Any expansion to the programs? Does that solidify the utilization for the 3 crews? Or could that trigger an incremental crew or more capacity coming to work?
It's probably a combination of both. It just firms up some of the -- where there may be small gaps and stuff like that, plus there's -- again, as I mentioned, that we've got a lot of the senior personnel that we just sort of reallocate and bottom-up to form another crew if we need to.
And any incremental activity you expect it could come in Q4? Or realistically, is it more of a winter phenomenon?
I'd say the earliest we'd see it is mid-September with a little bit, and then the rest would be in October.
Just a clarification question on cost structure. So your reference to the $45 million of annualized savings compared to 2019, how much of that would have been realized in the second quarter or in the second half of this year? Like, do you expect that the $45 million will fully show up this year?
Yes, Jeff -- sorry, if we've confused. That is the absolute dollar amount that's come out in '20 relative -- or we're expecting to come out in 2020 relative to 2019 cost structures. So that is, obviously, a majority is weighted to the Q2 time frame and beyond.

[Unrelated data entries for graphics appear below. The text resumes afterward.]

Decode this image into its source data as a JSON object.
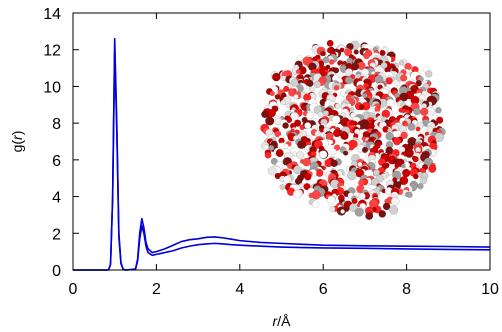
{
  "chart_data": {
    "type": "line",
    "title": "",
    "xlabel_var": "r",
    "xlabel_unit": "/Å",
    "ylabel_var": "g(",
    "ylabel_arg": "r",
    "ylabel_close": ")",
    "xlim": [
      0,
      10
    ],
    "ylim": [
      0,
      14
    ],
    "xticks": [
      0,
      2,
      4,
      6,
      8,
      10
    ],
    "yticks": [
      0,
      2,
      4,
      6,
      8,
      10,
      12,
      14
    ],
    "grid": false,
    "legend": "none",
    "line_color": "#0000dd",
    "series": [
      {
        "x": [
          0.0,
          0.85,
          0.9,
          0.95,
          1.0,
          1.05,
          1.1,
          1.15,
          1.2,
          1.25,
          1.3,
          1.5,
          1.55,
          1.6,
          1.65,
          1.7,
          1.75,
          1.8,
          1.9,
          2.0,
          2.2,
          2.4,
          2.6,
          2.8,
          3.0,
          3.2,
          3.4,
          3.6,
          3.8,
          4.0,
          4.5,
          5.0,
          5.5,
          6.0,
          7.0,
          8.0,
          9.0,
          10.0
        ],
        "values": [
          0.0,
          0.0,
          0.3,
          4.0,
          12.6,
          8.0,
          2.0,
          0.4,
          0.05,
          0.0,
          0.0,
          0.05,
          0.6,
          2.0,
          2.8,
          2.3,
          1.5,
          1.15,
          0.95,
          1.0,
          1.15,
          1.35,
          1.55,
          1.65,
          1.7,
          1.78,
          1.8,
          1.75,
          1.68,
          1.6,
          1.5,
          1.45,
          1.4,
          1.35,
          1.32,
          1.3,
          1.28,
          1.25
        ]
      },
      {
        "x": [
          0.0,
          0.85,
          0.9,
          0.95,
          1.0,
          1.05,
          1.1,
          1.15,
          1.2,
          1.25,
          1.3,
          1.5,
          1.55,
          1.6,
          1.65,
          1.7,
          1.75,
          1.8,
          1.9,
          2.0,
          2.2,
          2.4,
          2.6,
          2.8,
          3.0,
          3.2,
          3.4,
          3.6,
          3.8,
          4.0,
          4.5,
          5.0,
          5.5,
          6.0,
          7.0,
          8.0,
          9.0,
          10.0
        ],
        "values": [
          0.0,
          0.0,
          0.3,
          3.8,
          12.0,
          7.6,
          1.8,
          0.35,
          0.05,
          0.0,
          0.0,
          0.05,
          0.5,
          1.7,
          2.4,
          2.0,
          1.3,
          0.95,
          0.8,
          0.85,
          0.95,
          1.05,
          1.2,
          1.3,
          1.38,
          1.42,
          1.45,
          1.42,
          1.38,
          1.35,
          1.3,
          1.25,
          1.22,
          1.2,
          1.18,
          1.15,
          1.12,
          1.1
        ]
      }
    ]
  },
  "inset": {
    "atom_colors": [
      "#cc0000",
      "#e8e8e8",
      "#b00000",
      "#d0d0d0",
      "#ff2222",
      "#f4f4f4",
      "#7a1010",
      "#a0a0a0",
      "#ff4444",
      "#ffffff"
    ]
  }
}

But the absolute dollar change in your cost structure this year should be about $45 million?
Yes. Yes.
And so if we thought about the annualized impact in 2021, would it be much more or different than that $45 million?
I think it should be more, other than the sort of commentary that I made, again, just on the last one, where if you get back to a world where you're actually thinking about profit sharing and things like that, Jeff, that would be the counterbalance to some of those. You get back a little bit.
Don't jinx it, Rob.
That's [indiscernible]
Dale, best of luck in the next job. Do stay in touch.
There are no more questioners in queue. This concludes the question-and-answer session. I would like to turn the conference back over to Dale Dusterhoft for any closing remarks.
Normally, I say, I look forward to talking to you next quarter, but I can't do that today. So yes, I want to wish you all well. Rob will be here to talk to you next quarter and have a great rest of the summer. Looking forward to your interest in Trican going forward. Thanks.